Keiko Fujimori Leads Peru’s Presidential Race after Ban on Candidates
EspañolWith Julio Guzmán and César Acuña disqualified from Peru’s presidential race, conservative congresswoman Keiko Fujimori is comfortably leading in the polls, followed by businessman Pedro Pablo Kuczynski.
According to a survey conducted by polling firm Datum, Fujimori’s support grew from 33 to 37 percent. Pedro Pablo Kuczynski rose from 10 to 14 percent, while Alfredo Barnechea came in third place with 9 percent.
The poll covered the entire Peruvian territory and polled 1,200 individuals of all economic backgrounds in both rural and urban areas.
The change in voter preference comes after the national electoral authority barred both Julio Guzmán, a former prime minister who climbed to second in the polls, and César Acuña, a centrist former mayor of Trujillo and governor of La Libertad.
General elections with a two-round system will take place on April 10.
The political earthquake caused by Guzmán and Acuña dropping out brought new contenders to challenge the front-runner Fujimori: Kuczynski and Barnechea.
Keiko Fujimori is the daughter of former Peruvian strongman President Alberto Fujimori, who is currently serving time in prison for crimes against humanity and corruption.

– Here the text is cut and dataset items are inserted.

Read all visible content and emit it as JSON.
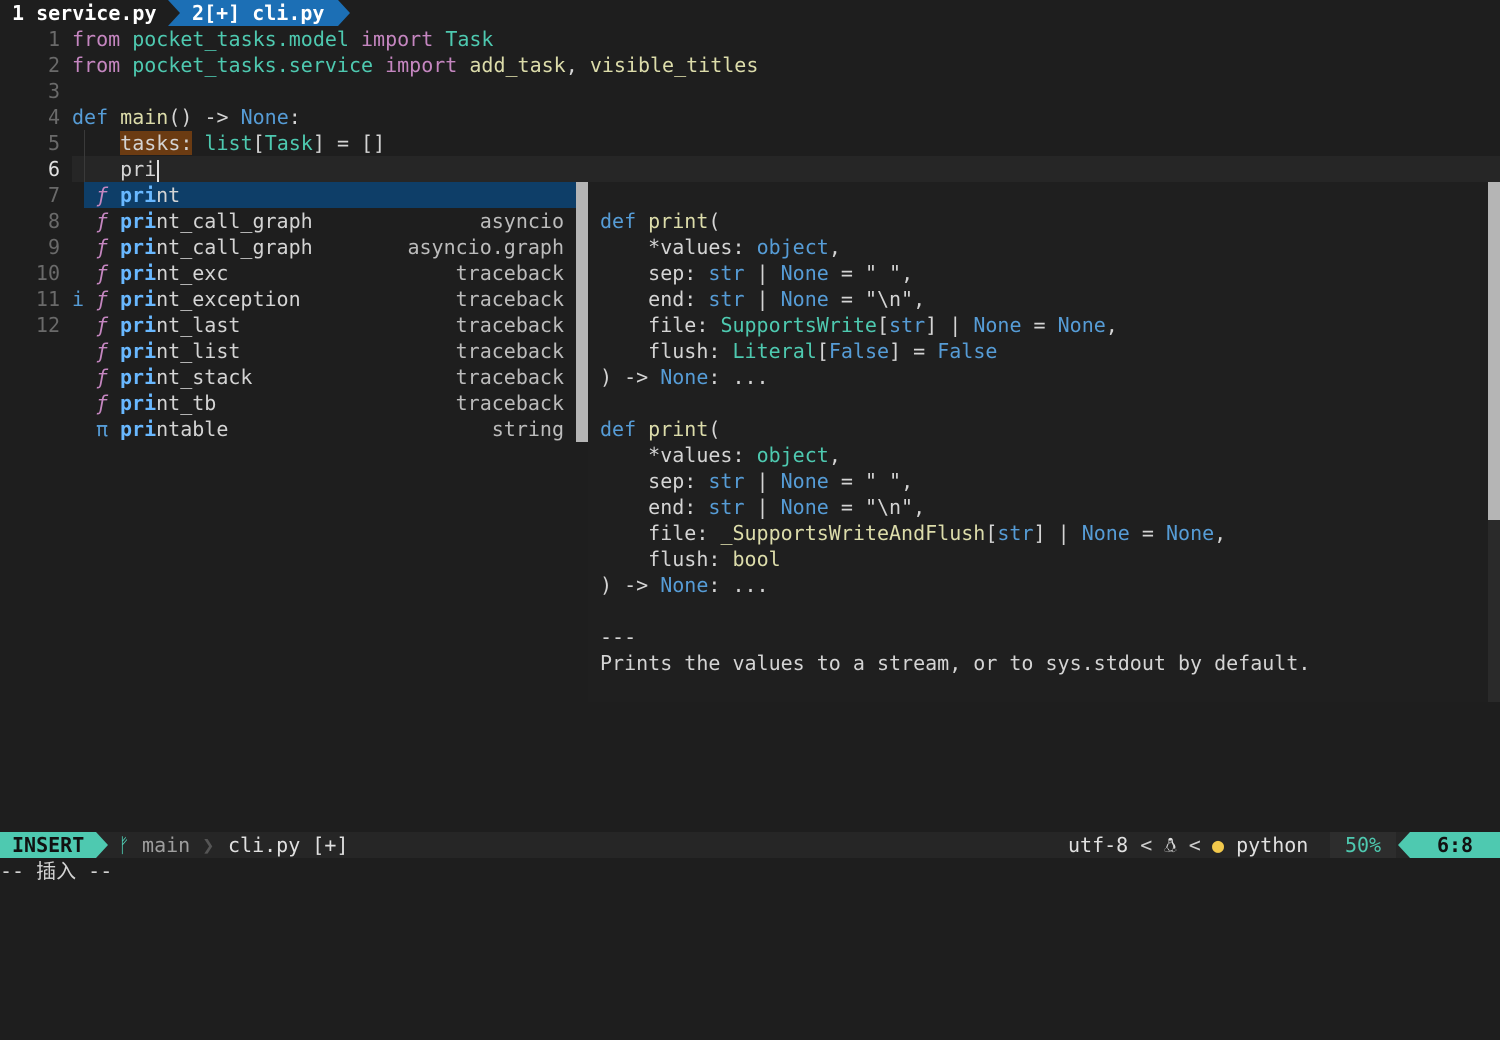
{
  "tabline": {
    "tab1": "1 service.py",
    "tab2": "2[+] cli.py"
  },
  "editor": {
    "line_numbers": [
      "1",
      "2",
      "3",
      "4",
      "5",
      "6",
      "7",
      "8",
      "9",
      "10",
      "11",
      "12"
    ],
    "sign_line11": "i",
    "line1": {
      "kw1": "from",
      "mod": "pocket_tasks.model",
      "kw2": "import",
      "name": "Task"
    },
    "line2": {
      "kw1": "from",
      "mod": "pocket_tasks.service",
      "kw2": "import",
      "name1": "add_task",
      "comma": ", ",
      "name2": "visible_titles"
    },
    "line4": {
      "kw": "def",
      "fn": "main",
      "paren": "() -> ",
      "ret": "None",
      "colon": ":"
    },
    "line5": {
      "var": "tasks:",
      "type1": "list",
      "br1": "[",
      "type2": "Task",
      "rest": "] = []"
    },
    "line6": {
      "typed": "pri"
    }
  },
  "completion": {
    "items": [
      {
        "kind": "ƒ",
        "match": "pri",
        "rest": "nt",
        "menu": "",
        "selected": true
      },
      {
        "kind": "ƒ",
        "match": "pri",
        "rest": "nt_call_graph",
        "menu": "asyncio"
      },
      {
        "kind": "ƒ",
        "match": "pri",
        "rest": "nt_call_graph",
        "menu": "asyncio.graph"
      },
      {
        "kind": "ƒ",
        "match": "pri",
        "rest": "nt_exc",
        "menu": "traceback"
      },
      {
        "kind": "ƒ",
        "match": "pri",
        "rest": "nt_exception",
        "menu": "traceback"
      },
      {
        "kind": "ƒ",
        "match": "pri",
        "rest": "nt_last",
        "menu": "traceback"
      },
      {
        "kind": "ƒ",
        "match": "pri",
        "rest": "nt_list",
        "menu": "traceback"
      },
      {
        "kind": "ƒ",
        "match": "pri",
        "rest": "nt_stack",
        "menu": "traceback"
      },
      {
        "kind": "ƒ",
        "match": "pri",
        "rest": "nt_tb",
        "menu": "traceback"
      },
      {
        "kind": "π",
        "match": "pri",
        "rest": "ntable",
        "menu": "string"
      }
    ]
  },
  "doc": {
    "sig1": {
      "def": "def",
      "name": "print",
      "open": "(",
      "p1": "*values",
      "p1t": "object",
      "p2": "sep",
      "p2t": "str",
      "p2n": "None",
      "p2v": "\" \"",
      "p3": "end",
      "p3t": "str",
      "p3n": "None",
      "p3v": "\"\\n\"",
      "p4": "file",
      "p4t": "SupportsWrite",
      "p4a": "str",
      "p4n": "None",
      "p4v": "None",
      "p5": "flush",
      "p5t": "Literal",
      "p5a": "False",
      "p5v": "False",
      "close": ") -> ",
      "ret": "None",
      "ell": ": ..."
    },
    "sig2": {
      "def": "def",
      "name": "print",
      "open": "(",
      "p1": "*values",
      "p1t": "object",
      "p2": "sep",
      "p2t": "str",
      "p2n": "None",
      "p2v": "\" \"",
      "p3": "end",
      "p3t": "str",
      "p3n": "None",
      "p3v": "\"\\n\"",
      "p4": "file",
      "p4t": "_SupportsWriteAndFlush",
      "p4a": "str",
      "p4n": "None",
      "p4v": "None",
      "p5": "flush",
      "p5t": "bool",
      "close": ") -> ",
      "ret": "None",
      "ell": ": ..."
    },
    "rule": "---",
    "description": "Prints the values to a stream, or to sys.stdout by default."
  },
  "statusline": {
    "mode": "INSERT",
    "branch_icon": "git-branch-icon",
    "branch": "main",
    "file": "cli.py [+]",
    "encoding": "utf-8",
    "os_icon": "linux-icon",
    "filetype_icon": "python-icon",
    "filetype": "python",
    "percent": "50%",
    "position": "6:8"
  },
  "cmdline": "-- 插入 --",
  "colors": {
    "background": "#1e1e1e",
    "keyword": "#c586c0",
    "module": "#4ec9b0",
    "function": "#dcdcaa",
    "builtin": "#569cd6",
    "tab_active": "#1c6fb5",
    "mode_bg": "#4ec9b0",
    "selection": "#0e3e68",
    "search_highlight": "#6b3b12"
  }
}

She made it to the second round with Ollanta Humala in the 2011 presidential election, losing by a small margin.
Pedro Pablo Kuczynski is an economist who served as Energy and Mines minister during the second Fernando Belaúnde Terry administration and as Economy minister and premier during Alejandro Toledo‘s administration.
He also ran for president in 2011 but came in third place, behind Keiko Fujimori.
On March 11, the Anti-Corruption Prosecutor’s Office launched an investigation into both Toledo and Kuczynski over alleged favors in Peru to the construction firm Odebrecht, which is involved in one of the world’s largest corruption scandals in Brazil.
Barnachea is a progressive writer, journalist, and politician running for the nationalist Popular Action Party. He kept a low profile until the two contenders dropped out of the race.
On March 10, Barnachea accused Fujimori’s party of attacking his supporters in Cusco. So far, unlike the other candidates, his bid for the presidency has received no objections or formal complaints at the electoral authority.